The alleged scheme to blow up passenger jets in mid-air was in the late stages of planning and, said the US Homeland Security Secretary Michael Chertoff, was "suggestive of an al-Qa'ida plot".

Mr Chertoff told a press conference in Washington, DC, that the plan had been to detonate liquid explosives on board "multiple commercial aircraft".

The would-be terrorists plotted to carry on the explosive material and detonating devices disguised as drinks, electronic devices and other " common objects".

"This operation is in some respects suggestive of an al Qaida plot," Mr Chertoff said.

"But because the investigation is still under way we cannot yet form a definitive conclusion."

He added: "We were really getting quite close to the execution phase."

Mr Chertoff said the plot was "well advanced".

"They had accumulated and assembled the capabilities that they needed and they were in the final stages of planning for execution," he said.

Attorney General Alberto Gonzales said the operation could potentially have killed "hundreds of innocent people".

He said those arrested overnight were "extremists" who had "gone beyond just stating a desire to kill Americans".

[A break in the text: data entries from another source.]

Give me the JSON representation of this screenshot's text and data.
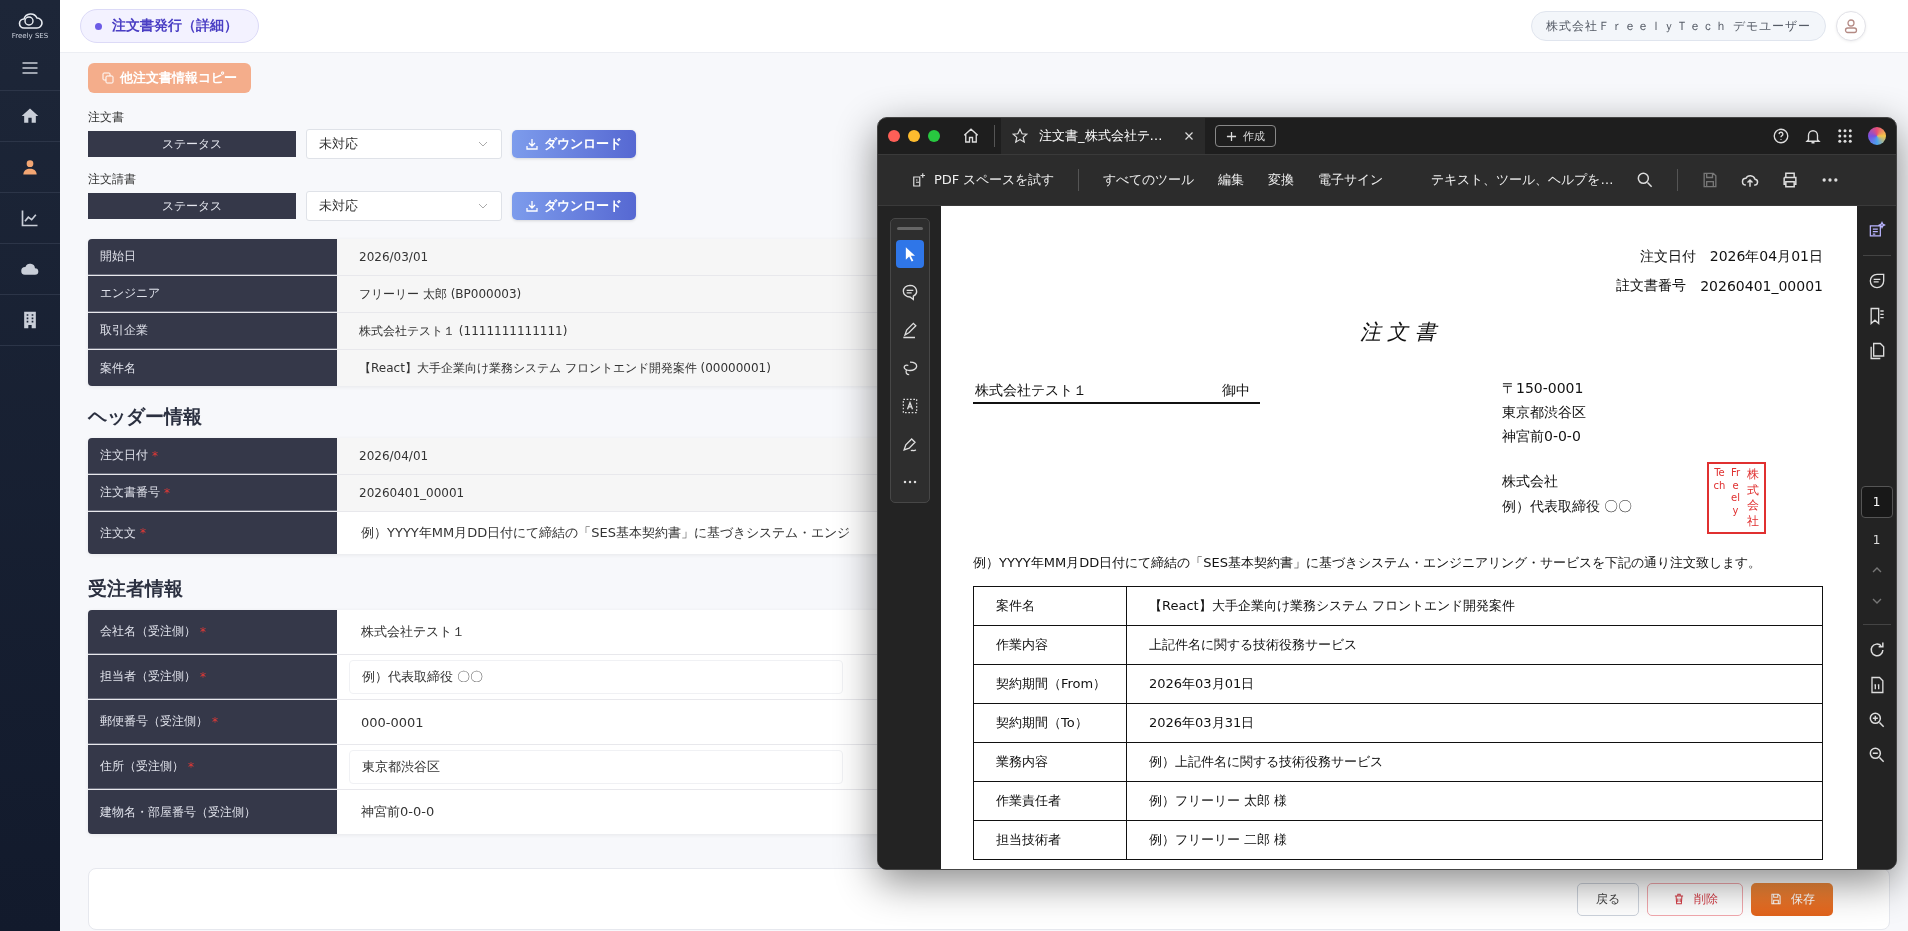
{
  "sidebar": {
    "logo_text": "Freely SES",
    "items": [
      {
        "kind": "menu",
        "selected": false
      },
      {
        "kind": "home",
        "selected": false
      },
      {
        "kind": "user",
        "selected": true
      },
      {
        "kind": "chart",
        "selected": false
      },
      {
        "kind": "cloud",
        "selected": false
      },
      {
        "kind": "building",
        "selected": false
      }
    ]
  },
  "header": {
    "breadcrumb": "注文書発行（詳細）",
    "user": "株式会社ＦｒｅｅｌｙＴｅｃｈ デモユーザー"
  },
  "copy_button": "他注文書情報コピー",
  "documents": [
    {
      "title": "注文書",
      "status_label": "ステータス",
      "status_value": "未対応",
      "download": "ダウンロード"
    },
    {
      "title": "注文請書",
      "status_label": "ステータス",
      "status_value": "未対応",
      "download": "ダウンロード"
    }
  ],
  "summary_table": [
    {
      "label": "開始日",
      "value": "2026/03/01"
    },
    {
      "label": "エンジニア",
      "value": "フリーリー 太郎 (BP000003)"
    },
    {
      "label": "取引企業",
      "value": "株式会社テスト１ (1111111111111)"
    },
    {
      "label": "案件名",
      "value": "【React】大手企業向け業務システム フロントエンド開発案件 (00000001)"
    }
  ],
  "header_section": {
    "title": "ヘッダー情報",
    "rows": [
      {
        "label": "注文日付",
        "required_mark": "*",
        "value": "2026/04/01"
      },
      {
        "label": "注文書番号",
        "required_mark": "*",
        "value": "20260401_00001"
      },
      {
        "label": "注文文",
        "required_mark": "*",
        "value": "例）YYYY年MM月DD日付にて締結の「SES基本契約書」に基づきシステム・エンジ"
      }
    ]
  },
  "orderer_section": {
    "title": "受注者情報",
    "rows": [
      {
        "label": "会社名（受注側）",
        "required_mark": "*",
        "value": "株式会社テスト１",
        "kind": "text"
      },
      {
        "label": "担当者（受注側）",
        "required_mark": "*",
        "value": "例）代表取締役 〇〇",
        "kind": "input"
      },
      {
        "label": "郵便番号（受注側）",
        "required_mark": "*",
        "value": "000-0001",
        "kind": "text"
      },
      {
        "label": "住所（受注側）",
        "required_mark": "*",
        "value": "東京都渋谷区",
        "kind": "input"
      },
      {
        "label": "建物名・部屋番号（受注側）",
        "value": "神宮前0-0-0",
        "kind": "text"
      }
    ]
  },
  "actions": [
    {
      "label": "戻る",
      "kind": "back"
    },
    {
      "label": "削除",
      "kind": "delete"
    },
    {
      "label": "保存",
      "kind": "save"
    }
  ],
  "pdf_viewer": {
    "tab_title": "注文書_株式会社テ…",
    "new_button": "作成",
    "toolbar": {
      "try_spaces": "PDF スペースを試す",
      "menu": [
        "すべてのツール",
        "編集",
        "変換",
        "電子サイン"
      ],
      "search_placeholder": "テキスト、ツール、ヘルプを…"
    },
    "tools": [
      {
        "kind": "select",
        "selected": true
      },
      {
        "kind": "comment",
        "selected": false
      },
      {
        "kind": "draw",
        "selected": false
      },
      {
        "kind": "lasso",
        "selected": false
      },
      {
        "kind": "text-select",
        "selected": false
      },
      {
        "kind": "sign",
        "selected": false
      },
      {
        "kind": "more",
        "selected": false
      }
    ],
    "page_indicator": {
      "current": "1",
      "total": "1"
    },
    "document": {
      "date_label": "注文日付",
      "date": "2026年04月01日",
      "number_label": "註文書番号",
      "number": "20260401_00001",
      "title": "注 文 書",
      "recipient": "株式会社テスト１",
      "honorific": "御中",
      "sender_address": [
        "〒150-0001",
        "東京都渋谷区",
        "神宮前0-0-0"
      ],
      "sender_company": "株式会社",
      "sender_rep": "例）代表取締役 〇〇",
      "seal": [
        "Tech",
        "Freely",
        "株式会社"
      ],
      "intro": "例）YYYY年MM月DD日付にて締結の「SES基本契約書」に基づきシステム・エンジニアリング・サービスを下記の通り注文致します。",
      "rows": [
        {
          "label": "案件名",
          "value": "【React】大手企業向け業務システム フロントエンド開発案件"
        },
        {
          "label": "作業内容",
          "value": "上記件名に関する技術役務サービス"
        },
        {
          "label": "契約期間（From）",
          "value": "2026年03月01日"
        },
        {
          "label": "契約期間（To）",
          "value": "2026年03月31日"
        },
        {
          "label": "業務内容",
          "value": "例）上記件名に関する技術役務サービス"
        },
        {
          "label": "作業責任者",
          "value": "例）フリーリー 太郎 様"
        },
        {
          "label": "担当技術者",
          "value": "例）フリーリー 二郎 様"
        }
      ]
    }
  }
}
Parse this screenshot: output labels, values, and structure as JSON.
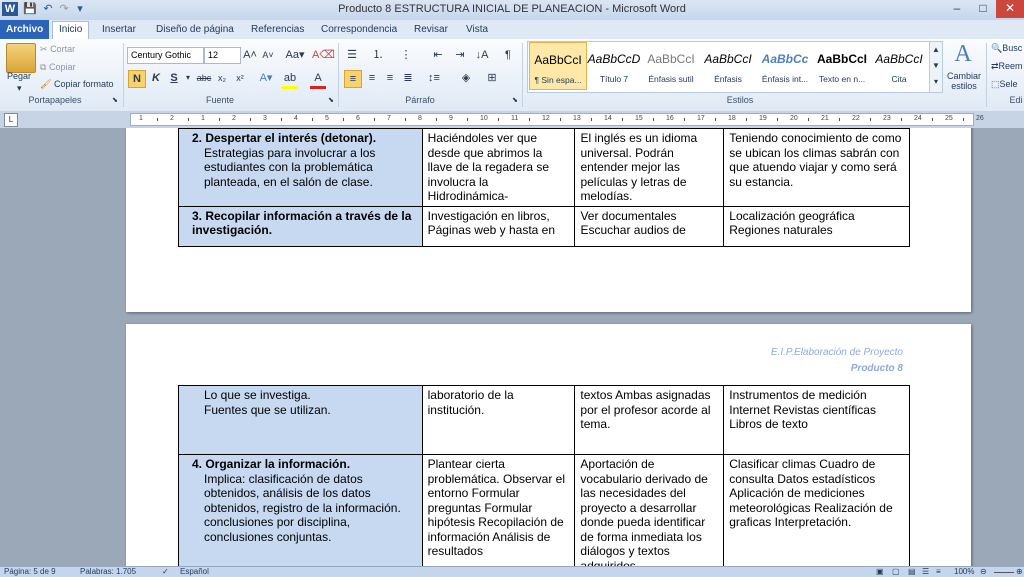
{
  "window": {
    "title": "Producto 8  ESTRUCTURA INICIAL DE PLANEACION  -  Microsoft Word",
    "app_icon": "W",
    "minimize": "–",
    "maximize": "□",
    "close": "✕"
  },
  "tabs": [
    "Archivo",
    "Inicio",
    "Insertar",
    "Diseño de página",
    "Referencias",
    "Correspondencia",
    "Revisar",
    "Vista"
  ],
  "ribbon": {
    "clipboard": {
      "paste": "Pegar",
      "cut": "Cortar",
      "copy": "Copiar",
      "format_painter": "Copiar formato",
      "label": "Portapapeles"
    },
    "font": {
      "name": "Century Gothic",
      "size": "12",
      "label": "Fuente",
      "bold": "N",
      "italic": "K",
      "underline": "S"
    },
    "paragraph": {
      "label": "Párrafo"
    },
    "styles": {
      "label": "Estilos",
      "items": [
        {
          "sample": "AaBbCcI",
          "name": "¶ Sin espa..."
        },
        {
          "sample": "AaBbCcD",
          "name": "Título 7"
        },
        {
          "sample": "AaBbCcI",
          "name": "Énfasis sutil"
        },
        {
          "sample": "AaBbCcI",
          "name": "Énfasis"
        },
        {
          "sample": "AaBbCc",
          "name": "Énfasis int..."
        },
        {
          "sample": "AaBbCcI",
          "name": "Texto en n..."
        },
        {
          "sample": "AaBbCcI",
          "name": "Cita"
        }
      ],
      "change_styles": "Cambiar estilos"
    },
    "editing": {
      "search": "Busc",
      "replace": "Reem",
      "select": "Sele",
      "label": "Edi"
    }
  },
  "ruler_numbers": [
    "1",
    "2",
    "1",
    "2",
    "3",
    "4",
    "5",
    "6",
    "7",
    "8",
    "9",
    "10",
    "11",
    "12",
    "13",
    "14",
    "15",
    "16",
    "17",
    "18",
    "19",
    "20",
    "21",
    "22",
    "23",
    "24",
    "25",
    "26"
  ],
  "page1": {
    "rows": [
      {
        "col1_title": "2. Despertar el interés (detonar).",
        "col1_body": "Estrategias para involucrar a los estudiantes con la problemática planteada, en el salón de clase.",
        "col2": "Haciéndoles ver que desde que abrimos la llave de la regadera se involucra la Hidrodinámica-",
        "col3": "El inglés es un idioma universal. Podrán entender mejor las películas y letras de melodías.",
        "col4": "Teniendo conocimiento de como se ubican los climas sabrán con que atuendo viajar y como será su estancia."
      },
      {
        "col1_title": "3. Recopilar información a través de la investigación.",
        "col2": "Investigación en libros, Páginas web y hasta en",
        "col3": "Ver documentales Escuchar audios de",
        "col4": "Localización geográfica Regiones naturales"
      }
    ]
  },
  "page2": {
    "header_line1": "E.I.P.Elaboración de Proyecto",
    "header_line2": "Producto  8",
    "rows": [
      {
        "col1_line1": "Lo que se investiga.",
        "col1_line2": "Fuentes  que se utilizan.",
        "col2": "laboratorio de la institución.",
        "col3": "textos Ambas asignadas por el profesor acorde al tema.",
        "col4": "Instrumentos de medición Internet Revistas científicas Libros de texto"
      },
      {
        "col1_title": "4. Organizar la información.",
        "col1_body": "Implica: clasificación de datos obtenidos, análisis de los datos obtenidos, registro de la información. conclusiones por disciplina, conclusiones conjuntas.",
        "col2": "Plantear cierta problemática. Observar el entorno Formular preguntas Formular hipótesis Recopilación de información Análisis de resultados",
        "col3": "Aportación de vocabulario derivado de las necesidades del proyecto a desarrollar donde pueda identificar de forma inmediata los diálogos y textos adquiridos",
        "col4": "Clasificar climas Cuadro de consulta Datos estadísticos Aplicación de mediciones meteorológicas Realización de graficas Interpretación."
      }
    ]
  },
  "status": {
    "page": "Página: 5 de 9",
    "words": "Palabras: 1.705",
    "language": "Español",
    "zoom": "100%"
  }
}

"Their plotting turned to action as they took several steps to carry out their deadly plan," Mr Gonzales said.

US air marshals are being sent to the UK to provide increased security on flights bound for America, Mr Chertoff said.

"While this operation was centred in Great Britain it was sophisticated, it had a lot of members and it was international in scope," Mr Chertoff said.

He added: "This plot appears to have been well planned and well advanced with a significant number of operatives."

He said there was currently no indication of any plotting in the US, but America was taking precautions because it could not assume every alleged member had been rounded up.

The administration has raised the threat level for flights from Britain to "red", designating a severe risk of terrorist attacks, while all other flights were on "orange", one step below the highest level.

The US has banned all liquids and gels from flights, including toothpaste, makeup and suntan lotion.

"We believe that the arrests in Britain have significantly disrupted this major threat, but we cannot assume that the threat has been completely thwarted or that we have fully identified and neutralised every member of this terrorist network," Mr Chertoff said.